Vista do horizonte de Buenos Aires ao entardecer, com prédios iluminados refletindo no rio

Buenos Aires · San Telmo · La Boca · Recoleta · Palermo · Tigre · 8 min de leitura

Roteiro Buenos Aires 5 Dias: Microcentro, Palermo e Tigre

5 dias · 2 cidades

Voltar para o Roteiro

Este roteiro de 5 dias em Buenos Aires dá um dia inteiro a cada região que importa, sem trocar de hotel.

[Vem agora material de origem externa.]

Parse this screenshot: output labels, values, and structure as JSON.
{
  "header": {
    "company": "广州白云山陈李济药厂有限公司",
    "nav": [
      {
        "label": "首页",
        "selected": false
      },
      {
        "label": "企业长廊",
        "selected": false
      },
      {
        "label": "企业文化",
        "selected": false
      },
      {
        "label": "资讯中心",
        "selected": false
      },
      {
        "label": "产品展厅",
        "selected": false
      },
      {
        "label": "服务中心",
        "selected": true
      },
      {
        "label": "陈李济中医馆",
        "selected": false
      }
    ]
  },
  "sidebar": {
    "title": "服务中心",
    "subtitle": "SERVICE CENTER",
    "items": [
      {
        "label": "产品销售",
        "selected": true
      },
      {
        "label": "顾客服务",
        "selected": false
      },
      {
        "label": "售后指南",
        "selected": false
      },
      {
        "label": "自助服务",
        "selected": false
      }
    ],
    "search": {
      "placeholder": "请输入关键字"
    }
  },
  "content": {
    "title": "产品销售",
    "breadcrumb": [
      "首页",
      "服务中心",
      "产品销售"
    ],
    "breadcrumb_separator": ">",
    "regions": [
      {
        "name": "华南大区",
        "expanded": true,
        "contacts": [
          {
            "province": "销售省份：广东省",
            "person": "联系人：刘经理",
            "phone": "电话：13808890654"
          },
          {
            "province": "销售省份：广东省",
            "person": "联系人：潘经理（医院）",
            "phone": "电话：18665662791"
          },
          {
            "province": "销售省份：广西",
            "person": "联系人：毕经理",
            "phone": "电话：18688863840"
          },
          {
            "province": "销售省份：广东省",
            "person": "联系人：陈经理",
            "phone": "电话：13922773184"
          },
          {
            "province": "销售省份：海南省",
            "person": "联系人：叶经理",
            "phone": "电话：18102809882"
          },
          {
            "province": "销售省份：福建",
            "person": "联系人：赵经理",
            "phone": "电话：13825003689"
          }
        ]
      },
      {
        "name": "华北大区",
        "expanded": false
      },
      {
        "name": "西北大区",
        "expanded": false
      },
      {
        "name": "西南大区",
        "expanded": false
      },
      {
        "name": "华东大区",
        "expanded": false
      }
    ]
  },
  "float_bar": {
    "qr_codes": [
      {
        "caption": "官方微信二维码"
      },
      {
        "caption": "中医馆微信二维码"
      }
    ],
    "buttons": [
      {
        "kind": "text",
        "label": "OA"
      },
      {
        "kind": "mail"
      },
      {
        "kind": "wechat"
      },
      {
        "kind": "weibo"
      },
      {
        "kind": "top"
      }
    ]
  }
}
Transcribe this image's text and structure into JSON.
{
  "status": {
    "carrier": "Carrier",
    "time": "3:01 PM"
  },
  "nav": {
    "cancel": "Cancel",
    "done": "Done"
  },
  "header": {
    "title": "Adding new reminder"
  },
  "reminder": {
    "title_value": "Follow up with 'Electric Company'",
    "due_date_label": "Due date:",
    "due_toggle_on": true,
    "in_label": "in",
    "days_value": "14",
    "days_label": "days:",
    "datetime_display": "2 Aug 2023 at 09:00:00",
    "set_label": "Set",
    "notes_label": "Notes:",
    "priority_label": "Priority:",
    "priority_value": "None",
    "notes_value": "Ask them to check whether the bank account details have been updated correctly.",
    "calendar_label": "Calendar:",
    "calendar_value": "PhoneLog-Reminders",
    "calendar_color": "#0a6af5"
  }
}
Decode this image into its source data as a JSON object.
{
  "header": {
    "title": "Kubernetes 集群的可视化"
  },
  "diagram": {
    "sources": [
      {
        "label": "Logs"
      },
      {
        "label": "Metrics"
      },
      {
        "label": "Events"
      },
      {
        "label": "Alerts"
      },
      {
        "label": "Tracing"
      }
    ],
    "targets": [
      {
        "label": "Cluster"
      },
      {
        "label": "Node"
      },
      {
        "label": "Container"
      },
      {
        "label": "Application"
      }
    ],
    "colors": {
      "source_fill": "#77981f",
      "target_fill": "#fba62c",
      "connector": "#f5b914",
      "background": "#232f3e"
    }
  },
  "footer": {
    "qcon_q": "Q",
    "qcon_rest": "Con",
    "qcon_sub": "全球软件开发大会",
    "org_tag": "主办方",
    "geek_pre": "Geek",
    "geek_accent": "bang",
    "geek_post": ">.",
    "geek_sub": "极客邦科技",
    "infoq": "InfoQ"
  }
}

O metrô (subte) liga quase todos os pontos, e o último dia é um bate-volta de trem.

Em resumo: Microcentro, San Telmo e La Boca, Recoleta, Palermo e Tigre. Visto, como circular e onde comer estão no fim do artigo.

Dia 1: Microcentro histórico

Plaza de Mayo e a Casa Rosada

Fachada rosa da Casa Rosada em Buenos Aires sob céu azul
Foto: Leonardo Delsabio / Pexels (uso livre)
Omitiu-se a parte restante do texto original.